I slipped down the hallway to the study, then out of its window to the ground. The trio at the door heard the
car too late to intercept me, and the determined-looking young man marching through East Dean cast me not a glance. I will admit to a degree of satisfaction as the first drops splashed against my windscreen a minute later: every would-be client was going to be very wet by the time they reached the shelter of the village inn.
* * *
I drove through Seaford and along the coast to Brighton, scarcely aware of the chalk Downs to my right or the waves to my left.
It had been sunny, ten years ago yesterday. I remembered everything about that day, every vivid detail. All along the coastline, one could hear the rumble of guns from the distant Front. I had been walking with my nose in a book, only to literally stumble across the man who would change my life. Sherlock Holmes: teacher, partner, and for the last four years, husband. A man no less maddening now than he’d been a decade ago, when he’d looked down his long nose at me from his seat on the ground, to deliver a cool and dismissive insult.
On the one hand, does an anniversary matter? Of course not: one day is like another, merely a square on a calendar. And yet, we humans are issued a limited number of days in our lives, and some resonate more than others. Some days—some anniversaries—require at least a degree of recognition. More than a puzzled look after a wife’s protest, when her teacher-partner-husband suggests that she drop him in London to finish a touch of research rather than—
I tore my thoughts away from that spiral, and scolded my self-centred preoccupations. A young soldier was horribly wounded in a foreign land, leaving his family bereft, Russell. Kindly keep some perspective on the matter at hand.
I needed to start with the Pavilion and its brief time as a home for wounded Indian soldiers. Of course, there were the hospital records that Mr Singh had consulted, no doubt composed of endless shelves and cabinets filled with dusty, ill-organised, and often illegible file folders.

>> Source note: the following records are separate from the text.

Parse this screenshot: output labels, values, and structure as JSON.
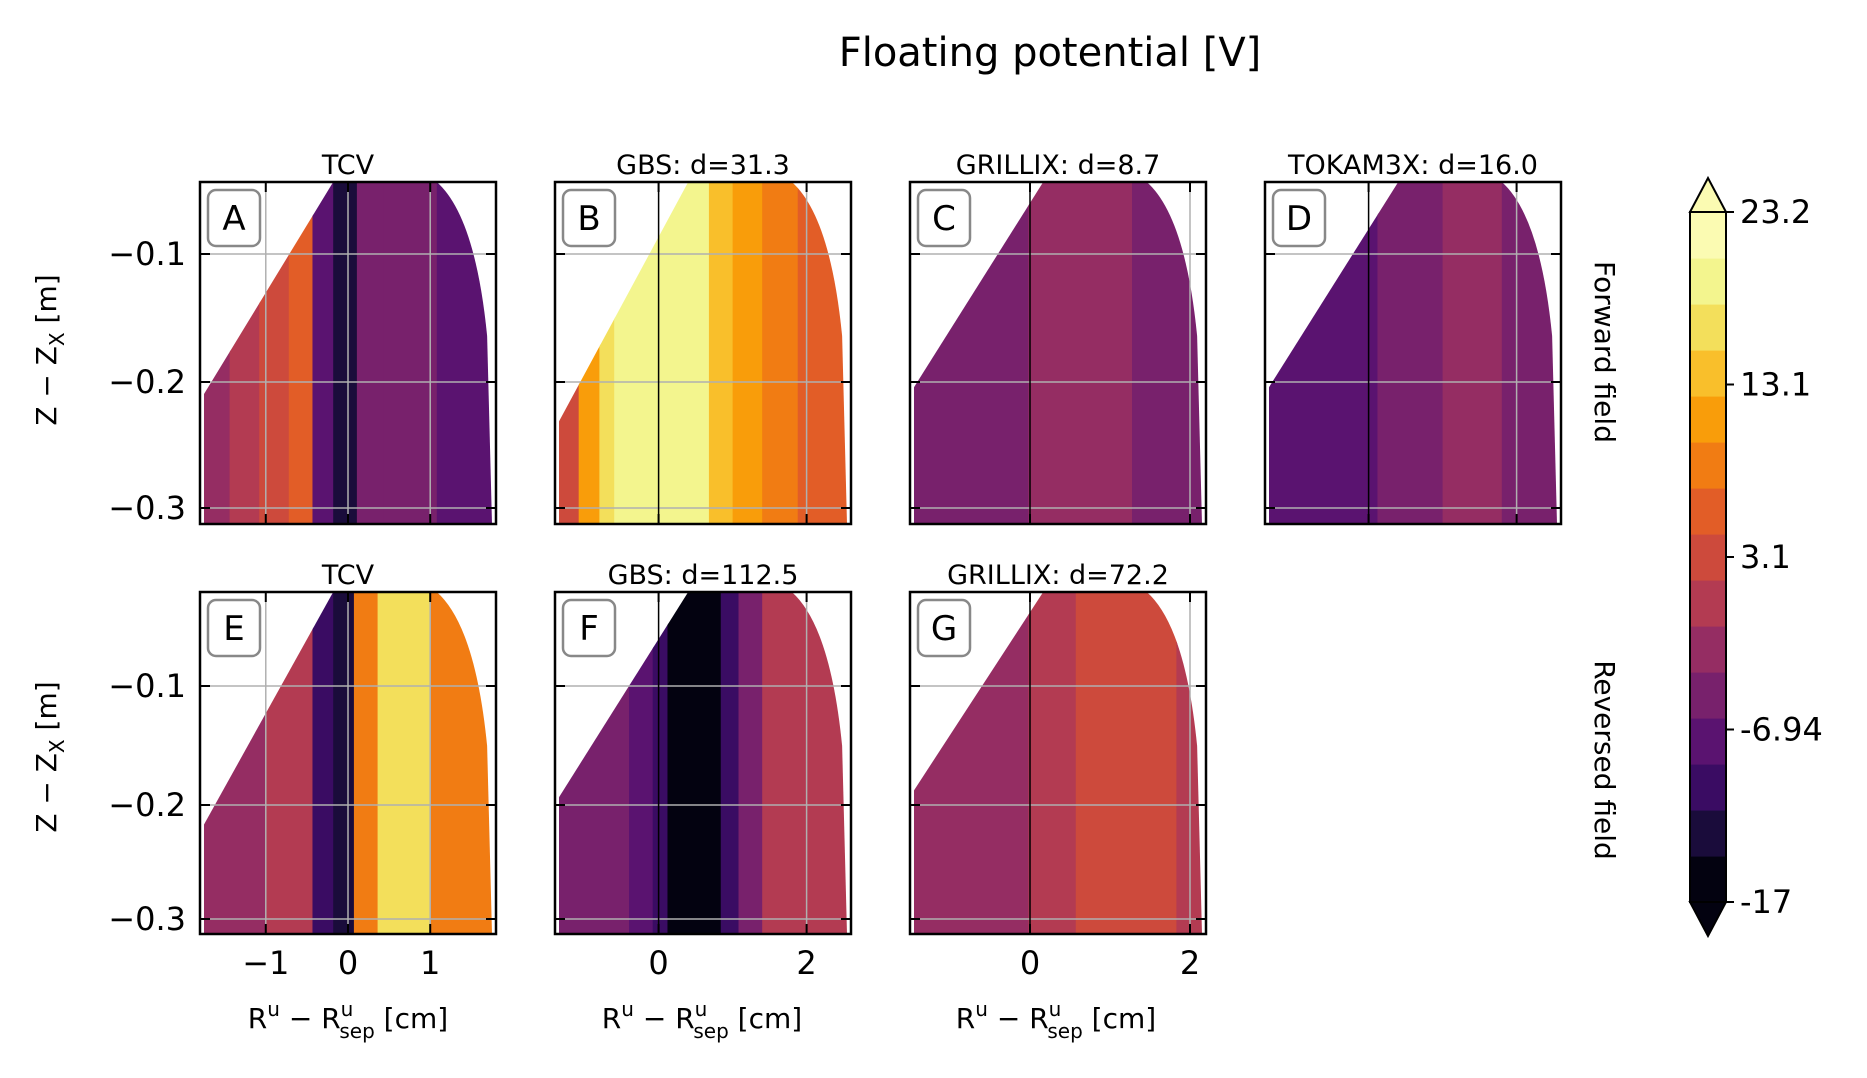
{
  "figure": {
    "title": "Floating potential [V]",
    "row_labels": [
      "Forward field",
      "Reversed field"
    ],
    "ylabel": "Z − Z",
    "ylabel_sub": "X",
    "ylabel_unit": " [m]",
    "xlabel": "R",
    "xlabel_sup": "u",
    "xlabel_mid": " − R",
    "xlabel_sup2": "u",
    "xlabel_sub": "sep",
    "xlabel_unit": " [cm]",
    "colorbar_ticks": [
      "23.2",
      "13.1",
      "3.1",
      "-6.94",
      "-17"
    ],
    "colors": {
      "level_colors": [
        "#030210",
        "#1a0c3b",
        "#3a0c63",
        "#5a1370",
        "#78216c",
        "#952d63",
        "#b33b52",
        "#cd4a3c",
        "#e25d27",
        "#f17c13",
        "#f99d0a",
        "#f9bf2b",
        "#f3df5b",
        "#f3f58e",
        "#fbfbb2"
      ]
    }
  },
  "chart_data": [
    {
      "panel": "A",
      "title": "TCV",
      "type": "heatmap",
      "row": "Forward field",
      "xlim": [
        -1.8,
        1.8
      ],
      "ylim": [
        -0.315,
        -0.055
      ],
      "xticks": [
        "-1",
        "0",
        "1"
      ],
      "yticks": [
        "−0.1",
        "−0.2",
        "−0.3"
      ],
      "colorbar_range": [
        -17,
        23.2
      ]
    },
    {
      "panel": "B",
      "title": "GBS: d=31.3",
      "type": "heatmap",
      "row": "Forward field",
      "xlim": [
        -1.4,
        2.6
      ],
      "ylim": [
        -0.315,
        -0.055
      ],
      "xticks": [
        "0",
        "2"
      ],
      "metric_d": 31.3
    },
    {
      "panel": "C",
      "title": "GRILLIX: d=8.7",
      "type": "heatmap",
      "row": "Forward field",
      "xlim": [
        -1.5,
        2.2
      ],
      "ylim": [
        -0.315,
        -0.055
      ],
      "xticks": [
        "0",
        "2"
      ],
      "metric_d": 8.7
    },
    {
      "panel": "D",
      "title": "TOKAM3X: d=16.0",
      "type": "heatmap",
      "row": "Forward field",
      "xlim": [
        -1.4,
        2.6
      ],
      "ylim": [
        -0.315,
        -0.055
      ],
      "xticks": [
        "0",
        "2"
      ],
      "metric_d": 16.0
    },
    {
      "panel": "E",
      "title": "TCV",
      "type": "heatmap",
      "row": "Reversed field",
      "xlim": [
        -1.8,
        1.8
      ],
      "ylim": [
        -0.32,
        -0.02
      ],
      "xticks": [
        "−1",
        "0",
        "1"
      ],
      "yticks": [
        "−0.1",
        "−0.2",
        "−0.3"
      ]
    },
    {
      "panel": "F",
      "title": "GBS: d=112.5",
      "type": "heatmap",
      "row": "Reversed field",
      "xlim": [
        -1.4,
        2.6
      ],
      "ylim": [
        -0.32,
        -0.02
      ],
      "xticks": [
        "0",
        "2"
      ],
      "metric_d": 112.5
    },
    {
      "panel": "G",
      "title": "GRILLIX: d=72.2",
      "type": "heatmap",
      "row": "Reversed field",
      "xlim": [
        -1.5,
        2.2
      ],
      "ylim": [
        -0.32,
        -0.02
      ],
      "xticks": [
        "0",
        "2"
      ],
      "metric_d": 72.2
    }
  ]
}
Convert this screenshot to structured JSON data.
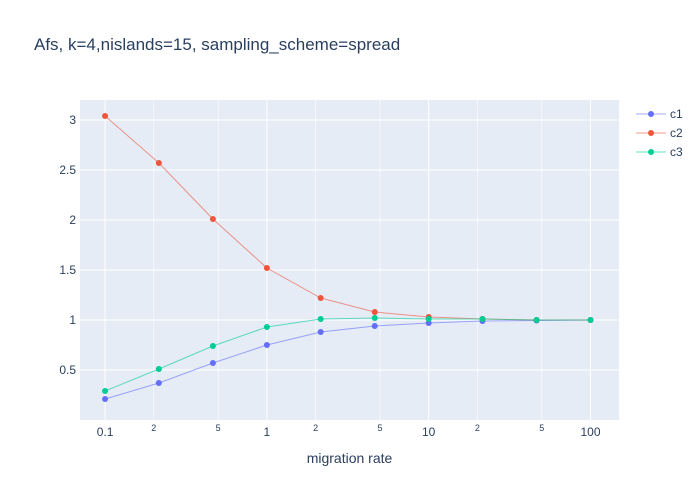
{
  "chart_data": {
    "type": "line",
    "title": "Afs, k=4,nislands=15, sampling_scheme=spread",
    "xlabel": "migration rate",
    "ylabel": "",
    "x_scale": "log",
    "xlim": [
      0.07,
      150
    ],
    "ylim": [
      0.0,
      3.2
    ],
    "x": [
      0.1,
      0.215,
      0.464,
      1,
      2.15,
      4.64,
      10,
      21.5,
      46.4,
      100
    ],
    "x_major_ticks": [
      0.1,
      1,
      10,
      100
    ],
    "x_major_tick_labels": [
      "0.1",
      "1",
      "10",
      "100"
    ],
    "x_minor_ticks": [
      0.2,
      0.5,
      2,
      5,
      20,
      50
    ],
    "x_minor_tick_labels": [
      "2",
      "5",
      "2",
      "5",
      "2",
      "5"
    ],
    "y_ticks": [
      0.5,
      1,
      1.5,
      2,
      2.5,
      3
    ],
    "y_tick_labels": [
      "0.5",
      "1",
      "1.5",
      "2",
      "2.5",
      "3"
    ],
    "grid": true,
    "legend_position": "top-right",
    "series": [
      {
        "name": "c1",
        "color": "#636efa",
        "values": [
          0.21,
          0.37,
          0.57,
          0.75,
          0.88,
          0.94,
          0.97,
          0.99,
          0.995,
          1.0
        ]
      },
      {
        "name": "c2",
        "color": "#ef553b",
        "values": [
          3.04,
          2.57,
          2.01,
          1.52,
          1.22,
          1.08,
          1.03,
          1.01,
          1.0,
          1.0
        ]
      },
      {
        "name": "c3",
        "color": "#00cc96",
        "values": [
          0.29,
          0.51,
          0.74,
          0.93,
          1.01,
          1.02,
          1.01,
          1.01,
          1.0,
          1.0
        ]
      }
    ]
  }
}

In search of a shortcut to save me from the archives, I parked on a wet side street and put up my umbrella, approaching the Royal Pavilion from the south. John Nash’s unlikely domes and minarets rose up above the workaday city traffic like something conjured by one of its patients’ fever dreams—or like a display of upright spindles in a yarn shop window. What must an actual citizen of India make of this gallimaufry of elements? And this was only the exterior.